Learn · Guide 04

Discharge language

Discharge instructions are the one thing the patient takes home and reads. A scribe can draft them. The protective specifics are on you.

01Say what you didn’t find

Patients hear “your tests were normal” as “nothing is wrong.” Close that gap.

▼ false reassurance
“Your tests were normal. You’re fine to go home.”
▲ honest
“Your heart tests today did not show a heart attack. We didn’t find a clear cause, and some causes take time to show — so the warning signs below matter.”

02Return precautions, not “return if worse”

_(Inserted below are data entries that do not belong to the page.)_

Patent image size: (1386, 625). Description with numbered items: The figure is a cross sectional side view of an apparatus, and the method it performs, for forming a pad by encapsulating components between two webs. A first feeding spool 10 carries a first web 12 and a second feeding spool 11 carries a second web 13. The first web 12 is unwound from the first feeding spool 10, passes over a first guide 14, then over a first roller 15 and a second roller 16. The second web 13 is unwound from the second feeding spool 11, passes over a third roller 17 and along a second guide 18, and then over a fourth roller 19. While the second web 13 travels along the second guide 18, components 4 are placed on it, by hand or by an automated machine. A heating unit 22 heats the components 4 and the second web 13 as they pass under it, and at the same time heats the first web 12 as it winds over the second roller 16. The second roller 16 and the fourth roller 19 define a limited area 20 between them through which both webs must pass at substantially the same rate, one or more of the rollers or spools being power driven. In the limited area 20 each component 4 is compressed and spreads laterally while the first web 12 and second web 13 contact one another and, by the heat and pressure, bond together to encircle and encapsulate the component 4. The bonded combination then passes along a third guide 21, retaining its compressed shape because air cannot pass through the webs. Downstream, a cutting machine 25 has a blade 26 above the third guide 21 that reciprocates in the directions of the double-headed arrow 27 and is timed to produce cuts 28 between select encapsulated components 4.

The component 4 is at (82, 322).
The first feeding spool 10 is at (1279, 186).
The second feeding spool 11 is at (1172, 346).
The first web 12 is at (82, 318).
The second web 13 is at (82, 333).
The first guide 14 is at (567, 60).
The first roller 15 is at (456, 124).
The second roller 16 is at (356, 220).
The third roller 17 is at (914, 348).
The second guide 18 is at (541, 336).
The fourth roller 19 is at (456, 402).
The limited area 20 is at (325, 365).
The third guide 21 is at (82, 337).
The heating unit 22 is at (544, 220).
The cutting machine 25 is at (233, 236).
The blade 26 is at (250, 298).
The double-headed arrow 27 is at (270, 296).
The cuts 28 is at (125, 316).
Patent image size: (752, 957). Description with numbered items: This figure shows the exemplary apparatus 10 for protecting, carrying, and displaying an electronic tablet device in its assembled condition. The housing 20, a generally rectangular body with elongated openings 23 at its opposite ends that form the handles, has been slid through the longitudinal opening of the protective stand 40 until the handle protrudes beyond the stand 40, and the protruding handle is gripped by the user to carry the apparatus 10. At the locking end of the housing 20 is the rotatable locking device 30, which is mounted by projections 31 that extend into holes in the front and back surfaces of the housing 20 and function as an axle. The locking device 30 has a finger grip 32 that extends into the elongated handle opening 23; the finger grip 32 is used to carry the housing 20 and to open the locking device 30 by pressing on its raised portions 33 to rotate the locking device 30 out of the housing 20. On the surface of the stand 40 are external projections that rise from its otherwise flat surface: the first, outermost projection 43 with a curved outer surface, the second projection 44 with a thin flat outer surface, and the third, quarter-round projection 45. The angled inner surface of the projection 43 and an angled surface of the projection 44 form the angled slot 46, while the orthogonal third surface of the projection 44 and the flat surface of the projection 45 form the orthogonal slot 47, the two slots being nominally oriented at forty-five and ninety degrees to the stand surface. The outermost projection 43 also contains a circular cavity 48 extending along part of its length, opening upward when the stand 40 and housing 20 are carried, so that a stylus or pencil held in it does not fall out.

“Worse” is a feeling to a patient and a list to you. Write the list, in plain words.1

▼ hollow
“Return to the ED if symptoms worsen.”
▲ usable
“Come back right away for: chest pain, trouble breathing, fainting, or a fast or irregular heartbeat. Sooner if you’re worried.”

03Make follow-up real

“Follow up with your doctor” is a hope, not a plan. Name the clinician or service and a timeframe. For a borderline discharge, add that the patient understood and can get there.2

Build it

The Discharge & Reassessment tool gives you complaint-specific return precautions plus a chart note and a plain-language patient copy.

Educational only. Synthetic examples. Not medical advice.

References

  1. Taylor DM, Cameron PA. Discharge instructions for emergency department patients. J Accid Emerg Med. 2000;17(2):86–90.
  2. Engel KG, Heisler M, Smith DM, et al. Patient comprehension of emergency department care and instructions. Ann Emerg Med. 2009;53(4):454–461.